1. Does the Soldiers and Sailors Relief Act put a halt to the divorce procedings?

2. If yes, then when would the divorce procedings continue?

3. If no to #1, does he/she have to be present at scheduled hearings?

4. If no to #1, does a legal separation agreement document need to be produced and signed by both parties before military person leaves in order for divorce to be finalized by court?

5. What legal rights does non-military party in this situation (in regards to Soldiers/Sailors Relief Act)?

6. Where can non-military party get advice/assistance/legal advice in regards to this situation?

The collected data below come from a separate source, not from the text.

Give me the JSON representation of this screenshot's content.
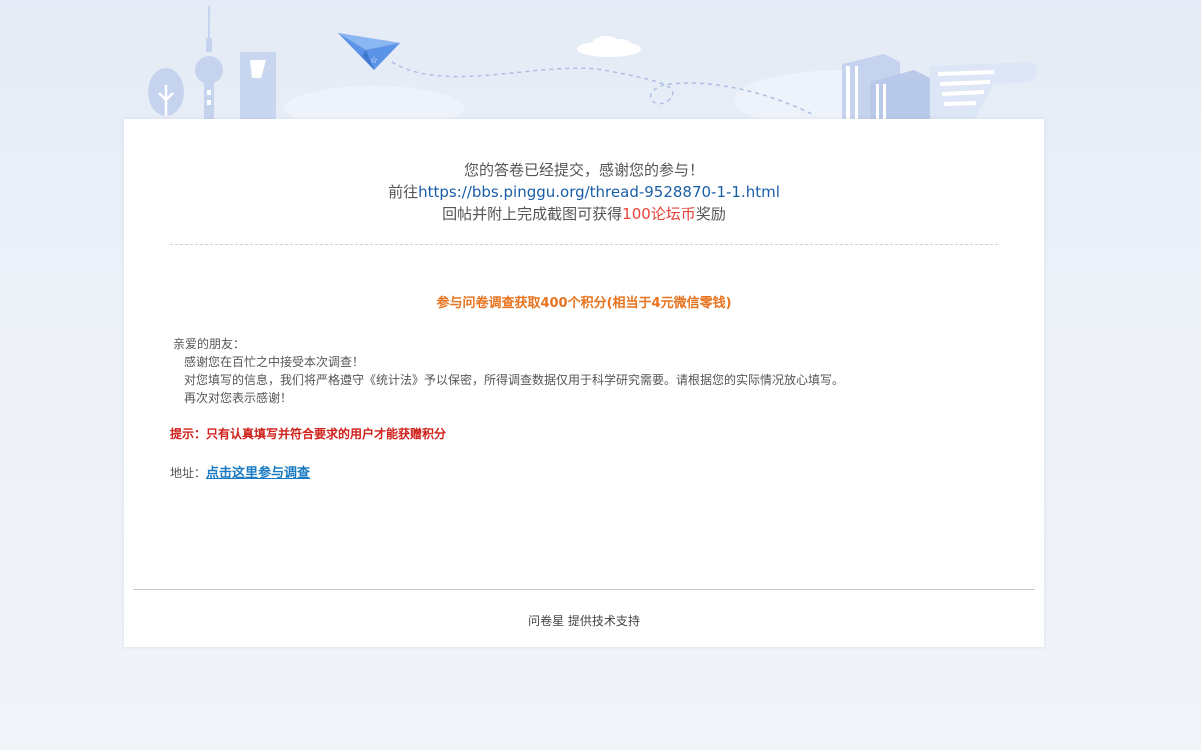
{
  "thanks": {
    "line1": "您的答卷已经提交，感谢您的参与！",
    "line2_prefix": "前往",
    "line2_link": "https://bbs.pinggu.org/thread-9528870-1-1.html",
    "line3_prefix": "回帖并附上完成截图可获得",
    "line3_reward": "100论坛币",
    "line3_suffix": "奖励"
  },
  "content": {
    "headline": "参与问卷调查获取400个积分(相当于4元微信零钱)",
    "greeting": "亲爱的朋友：",
    "para1": "感谢您在百忙之中接受本次调查！",
    "para2": "对您填写的信息，我们将严格遵守《统计法》予以保密，所得调查数据仅用于科学研究需要。请根据您的实际情况放心填写。",
    "para3": "再次对您表示感谢！",
    "tip": "提示：只有认真填写并符合要求的用户才能获赠积分",
    "address_label": "地址：",
    "address_link": "点击这里参与调查"
  },
  "footer": {
    "text": "问卷星 提供技术支持"
  },
  "colors": {
    "link_blue": "#1a5ea8",
    "reward_red": "#e8423a",
    "headline_orange": "#e8731e",
    "tip_red": "#d0201b",
    "illustration_blue": "#c5d3ee"
  }
}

-Both parties' lawyers are ignorant in regards to Soldiers & Sailors Relief Act.
-Court is ignorant in regards to Soldiers & Sailors Relief Act.
-No military agency (to include JAG departments) offer advice to non-military members in this regard (** with the exception of "Guess you'll have to wait till they get back.")

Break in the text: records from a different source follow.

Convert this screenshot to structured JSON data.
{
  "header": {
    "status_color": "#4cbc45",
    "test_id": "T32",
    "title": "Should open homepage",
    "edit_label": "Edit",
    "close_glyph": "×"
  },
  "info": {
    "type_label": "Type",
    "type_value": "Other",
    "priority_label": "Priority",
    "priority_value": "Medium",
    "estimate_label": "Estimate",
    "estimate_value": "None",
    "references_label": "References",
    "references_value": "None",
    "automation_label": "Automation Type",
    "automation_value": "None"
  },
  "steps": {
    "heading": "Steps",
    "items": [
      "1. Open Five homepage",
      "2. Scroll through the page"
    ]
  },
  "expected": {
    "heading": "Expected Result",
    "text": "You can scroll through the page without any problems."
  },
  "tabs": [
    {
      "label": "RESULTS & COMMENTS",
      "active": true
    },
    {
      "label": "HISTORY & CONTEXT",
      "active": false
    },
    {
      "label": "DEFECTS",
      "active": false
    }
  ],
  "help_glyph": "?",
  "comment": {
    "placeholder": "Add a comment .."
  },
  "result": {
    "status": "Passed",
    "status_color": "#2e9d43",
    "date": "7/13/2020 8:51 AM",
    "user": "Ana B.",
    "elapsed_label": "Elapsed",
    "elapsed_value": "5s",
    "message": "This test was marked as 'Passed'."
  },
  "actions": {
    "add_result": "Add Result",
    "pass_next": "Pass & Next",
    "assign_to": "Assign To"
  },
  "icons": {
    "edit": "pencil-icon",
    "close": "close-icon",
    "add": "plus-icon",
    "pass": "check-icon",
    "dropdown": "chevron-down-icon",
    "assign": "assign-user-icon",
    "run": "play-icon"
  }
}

Divorcenet.com have an excellent forum on Military divorce issues.



No help so far found.......

Divorce Net doesn't have any information in relation to this particular matter. The only thing it did was give three lawyer's names and addresses in local area.

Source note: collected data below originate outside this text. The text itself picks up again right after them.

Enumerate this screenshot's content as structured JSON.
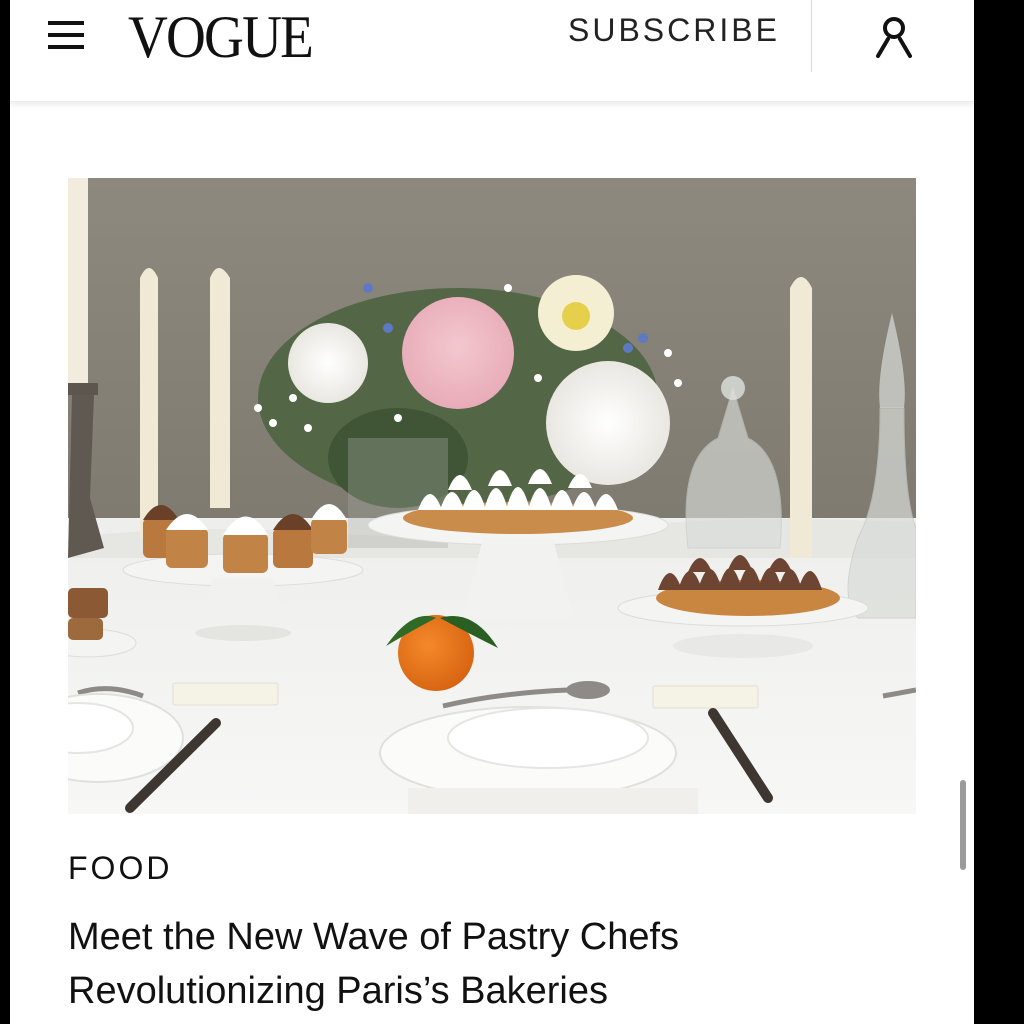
{
  "header": {
    "logo": "VOGUE",
    "subscribe_label": "SUBSCRIBE"
  },
  "article": {
    "kicker": "FOOD",
    "headline": "Meet the New Wave of Pastry Chefs Revolutionizing Paris’s Bakeries"
  },
  "colors": {
    "text": "#111111",
    "background": "#ffffff"
  },
  "icons": {
    "menu": "hamburger-menu-icon",
    "account": "user-account-icon"
  }
}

I am not a lawyer. I am a retired military guy who got divorced while on active duty and had my keister protected somewhat by the Soldiers and Sailors Relief Act. From the way it was explained to me:

- The SSRA does not halt divorce proceedings.
- The proceedings may be held with the military member absent, BUT unless the military member signs a waiver of appearance, no judgement can be finalized. The military member cannot be compelled to appear as long as they are stationed outside the state in which the petition was filed, UNLESS they come into the state and you can get them served.
- Military members don't "accept" orders overseas, they get them and go.
- The SSRA doesn't address the non-military member at all.
- The non-military member is free to obtain legal representation and to try and get the military member to sign a waiver of appearance.

What I would do is try to come to an agreement of division of assets and whatever other issues there are, then ask the military member to sign the waiver of appearance, then go to court with that in hand. That worked for the ex and me. Otherwise..."wait till they get back".



Posters here are correct. The SSRA does not cover the non-military person at all. If a military individual files for divorce, then goes overseas during the proceedings, they cannot be compelled go come back for the pre-trial or trial hearings. Additionally, they can go overseas and come back and not return to the state at all.

This lengthens the time they are married. The only reason why someone would do this is to mess with the non-military individual. The only person it truly hurts is the military person themselves. Reason being is that even though a divorce has been requested, they two are still married. In the end, this lengthens the time of marriage, granting the non-military individual a greater percentage of the military member's pension upon retirement.

The only recourse a non-military member has in this situation is to await the return of the military member back to CONUS, then file for an absolute divorce in the state that they reside and not the military member. It will be granted by showing that the two parties have been living separate for over two years (required in some states such as Maryland).